Created attachment 198839 [details] Demonstration video - with the Manage Conditional Formatting dialog ## Summary Please see the attached short demonstration videos, they will make the issue much clearer than words. On GNOME on Wayland with the GTK version of LibreOffice, when you are using multiple screens at different heights, anywhere in Calc where you use the "Shrink" button next to a field specifying a range of cells, on some screen resolutions (such as 1600x900) the window will end up off-screen at the bottom. ## Hypothesis It seems like this is what happens: 1. The "Shrink" button seemingly destroys the dialog and recreates a new one with just the minimal cells range input field with the "Expand" button 2. Clicking the "Expand" button does NOT destroy that shrunk window to replace it with a new expanded window; it seems like it instead reuses the shrunk window to pack the missing widgets back into it, forcing it to expand... but the window manager may not change its position, as the position was determined upon window creation. ## Other observations This happens no matter what the GNOME Tweaks settings for these two settings are: - Windows > Attach Modal Dialogs - Windows > Center New Windows This only happens when I am in multi-monitors mode, with one monitor arranged lower than the other (see attached screenshot for the layout's configuration). If I turn off the laptop's built-in 1920x1080 monitor and only use the external 1600x900 display, the bug does not occur.

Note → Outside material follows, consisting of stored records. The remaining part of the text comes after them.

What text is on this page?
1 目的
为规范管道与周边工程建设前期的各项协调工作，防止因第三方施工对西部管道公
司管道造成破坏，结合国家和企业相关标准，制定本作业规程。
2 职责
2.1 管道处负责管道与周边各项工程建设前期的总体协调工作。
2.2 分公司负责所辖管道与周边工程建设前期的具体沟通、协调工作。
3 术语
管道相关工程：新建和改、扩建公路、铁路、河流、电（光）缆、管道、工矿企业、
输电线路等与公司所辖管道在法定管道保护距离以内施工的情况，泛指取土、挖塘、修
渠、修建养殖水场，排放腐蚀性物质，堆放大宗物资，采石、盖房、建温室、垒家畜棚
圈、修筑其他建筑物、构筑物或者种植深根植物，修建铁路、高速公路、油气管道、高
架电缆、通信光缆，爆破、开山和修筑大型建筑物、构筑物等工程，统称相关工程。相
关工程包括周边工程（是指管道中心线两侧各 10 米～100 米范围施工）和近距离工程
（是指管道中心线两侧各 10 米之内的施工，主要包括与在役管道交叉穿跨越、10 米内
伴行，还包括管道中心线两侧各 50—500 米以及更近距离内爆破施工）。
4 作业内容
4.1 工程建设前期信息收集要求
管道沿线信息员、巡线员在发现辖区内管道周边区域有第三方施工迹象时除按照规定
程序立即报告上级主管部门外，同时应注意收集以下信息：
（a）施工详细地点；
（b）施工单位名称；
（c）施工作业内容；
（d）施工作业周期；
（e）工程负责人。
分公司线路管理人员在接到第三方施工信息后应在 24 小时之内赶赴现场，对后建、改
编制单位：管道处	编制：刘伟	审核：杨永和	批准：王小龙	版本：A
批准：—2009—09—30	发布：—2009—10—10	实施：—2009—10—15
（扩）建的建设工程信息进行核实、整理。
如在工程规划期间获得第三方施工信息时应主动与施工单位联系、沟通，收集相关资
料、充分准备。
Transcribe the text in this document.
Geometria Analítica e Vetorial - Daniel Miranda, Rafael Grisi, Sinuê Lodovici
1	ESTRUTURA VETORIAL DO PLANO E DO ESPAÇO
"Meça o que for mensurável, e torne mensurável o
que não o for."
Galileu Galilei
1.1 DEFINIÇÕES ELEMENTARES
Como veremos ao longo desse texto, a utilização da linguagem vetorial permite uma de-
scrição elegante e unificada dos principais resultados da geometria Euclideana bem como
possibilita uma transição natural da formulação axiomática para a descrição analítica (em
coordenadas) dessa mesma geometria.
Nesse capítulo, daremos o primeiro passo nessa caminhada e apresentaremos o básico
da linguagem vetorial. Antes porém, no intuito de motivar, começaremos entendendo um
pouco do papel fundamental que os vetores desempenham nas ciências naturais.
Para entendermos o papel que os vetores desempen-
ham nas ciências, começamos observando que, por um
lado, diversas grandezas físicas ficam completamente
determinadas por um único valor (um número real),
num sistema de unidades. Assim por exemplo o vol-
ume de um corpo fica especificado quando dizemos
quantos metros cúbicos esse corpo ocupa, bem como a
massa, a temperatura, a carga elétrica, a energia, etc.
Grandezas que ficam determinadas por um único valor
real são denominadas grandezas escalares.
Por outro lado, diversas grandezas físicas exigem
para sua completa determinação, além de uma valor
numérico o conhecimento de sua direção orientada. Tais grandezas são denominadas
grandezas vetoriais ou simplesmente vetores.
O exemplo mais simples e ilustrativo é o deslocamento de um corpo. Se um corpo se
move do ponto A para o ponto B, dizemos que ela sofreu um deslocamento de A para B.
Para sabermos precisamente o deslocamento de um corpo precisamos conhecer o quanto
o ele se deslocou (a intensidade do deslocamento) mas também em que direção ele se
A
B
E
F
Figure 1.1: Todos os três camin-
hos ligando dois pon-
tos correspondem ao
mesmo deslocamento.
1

I have observed this on GNOME Shell 47.2's Wayland session, regular scaling (no HiDPI), on Fedora 41, with: Version: 24.8.4.2 (X86_64) / LibreOffice Community Build ID: bb3cfa12c7b1bf994ecc5649a80400d06cd71002 CPU threads: 8; OS: Linux 6.12; UI render: default; VCL: gtk3 Locale: en-US (en_US.UTF-8); UI: en-US Flatpak Calc: threaded
Created attachment 198840 [details] Demonstration video - with the Manage Names dialog
Created attachment 198897 [details] Screenshot of the multi-monitors screens layout configuration In the recorded demonstration videos, the app was positioned on display #2 (marked as "primary" display), which is positioned higher than display #1. In any case, under Wayland, apps/windows cannot arbitrarily choose where to position themselves, so you can't really depend on setting X Y coordinates when morphing a window's contents; it might be better to make sure you destroy/recreate a full window everytime when you enter "expand" mode, not just only when you enter "shrink" mode.